Agentic Rush

Miracles wear off quickly these days. LLM chats are meanwhile everyday business , so we need new toys - the next rush is Agentic AI. Most uses cases and demos we see in the agentic AI world today are simple sequences of steps, mostly broken down to avoid model overload. This is nice but not very impressive. Why all the craze about agentic AI systems?

💡 The novel promise is that complex processes will not be streamlined to make human work more efficient but will replace human work. This happens by overcoming the "digital barrier", which means, AI competes not with other IT systems about budgets and resources but with the human work budgets, which are a much bigger cost factor in companies today. Helen Edwards of Artificiality wrote an interesting post about this shift. That is where the new gold rush has its origins.

So, what's happening, and what can we expect?

💡 In the heart of most modern IT systems of any type is the coded and structured prescription of outcomes to expect. Quick but deterministic. All this is built on a set of digital primitives which start at the binary state of a computer memory cell, combined with a calculater of these states. To run today's IT ecosystems, we built massive stacks and organizational patterns around this binarity. Satya Nadella targeted those stacks as obsolete when he said that SaaS is dead and needs to be replaced now within the new paradigm of "artificial thoughts".

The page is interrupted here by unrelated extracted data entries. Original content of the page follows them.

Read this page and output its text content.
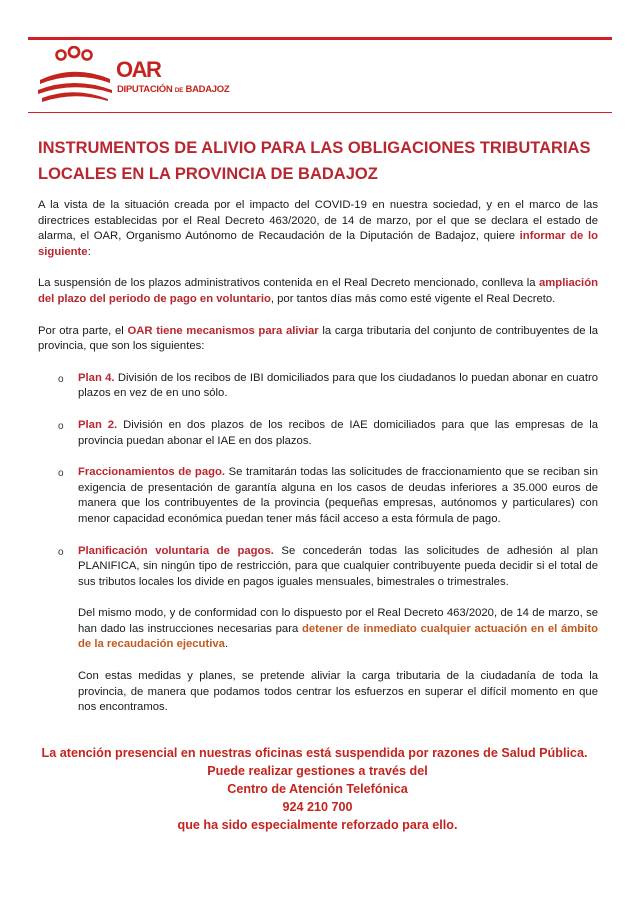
OAR
DIPUTACIÓN DE BADAJOZ
INSTRUMENTOS DE ALIVIO PARA LAS OBLIGACIONES TRIBUTARIAS LOCALES EN LA PROVINCIA DE BADAJOZ

A la vista de la situación creada por el impacto del COVID-19 en nuestra sociedad, y en el marco de las directrices establecidas por el Real Decreto 463/2020, de 14 de marzo, por el que se declara el estado de alarma, el OAR, Organismo Autónomo de Recaudación de la Diputación de Badajoz, quiere informar de lo siguiente:

La suspensión de los plazos administrativos contenida en el Real Decreto mencionado, conlleva la ampliación del plazo del periodo de pago en voluntario, por tantos días más como esté vigente el Real Decreto.

Por otra parte, el OAR tiene mecanismos para aliviar la carga tributaria del conjunto de contribuyentes de la provincia, que son los siguientes:

o Plan 4. División de los recibos de IBI domiciliados para que los ciudadanos lo puedan abonar en cuatro plazos en vez de en uno sólo.
o Plan 2. División en dos plazos de los recibos de IAE domiciliados para que las empresas de la provincia puedan abonar el IAE en dos plazos.
o Fraccionamientos de pago. Se tramitarán todas las solicitudes de fraccionamiento que se reciban sin exigencia de presentación de garantía alguna en los casos de deudas inferiores a 35.000 euros de manera que los contribuyentes de la provincia (pequeñas empresas, autónomos y particulares) con menor capacidad económica puedan tener más fácil acceso a esta fórmula de pago.
o Planificación voluntaria de pagos. Se concederán todas las solicitudes de adhesión al plan PLANIFICA, sin ningún tipo de restricción, para que cualquier contribuyente pueda decidir si el total de sus tributos locales los divide en pagos iguales mensuales, bimestrales o trimestrales.

Del mismo modo, y de conformidad con lo dispuesto por el Real Decreto 463/2020, de 14 de marzo, se han dado las instrucciones necesarias para detener de inmediato cualquier actuación en el ámbito de la recaudación ejecutiva.

Con estas medidas y planes, se pretende aliviar la carga tributaria de la ciudadanía de toda la provincia, de manera que podamos todos centrar los esfuerzos en superar el difícil momento en que nos encontramos.

La atención presencial en nuestras oficinas está suspendida por razones de Salud Pública.
Puede realizar gestiones a través del
Centro de Atención Telefónica
924 210 700
que ha sido especialmente reforzado para ello.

💡 Agentic AI Systems are yet in their infancy but we see the components emerging. A new operating system is being built. The language spoken is a pidgin of natural language and semi-structural constraints like the pleading "give me JSON output" prompt, or emerging standards how agents call tools (OpenAI's Function Calling), or how all those agents are to be dispatched and synced (e.g. fetch.ai). Agents are the process workers, which need working memory, long-term memory, processing resources (tool access), LLM model access, and communication capabilities. These are the primitives which are under construction in the moment in an exploding open source-driven startup market (many of those relying on the emerging libraries of LangChain and LlamaIndex) , and of course from the big players OpenAI, Google, AWS, Anthropic.

💡 from a development and operational point of view, this new paradigm is "wasteful" because the hyperautomation carrier is natural language which is not optimized for machine processing. But the mimikry of human behaviour seems currently to be the best bet for getting a grip on the increasing complexity which can not be managed by classic digital technology alone.

We will see in the next years how that bet paid off.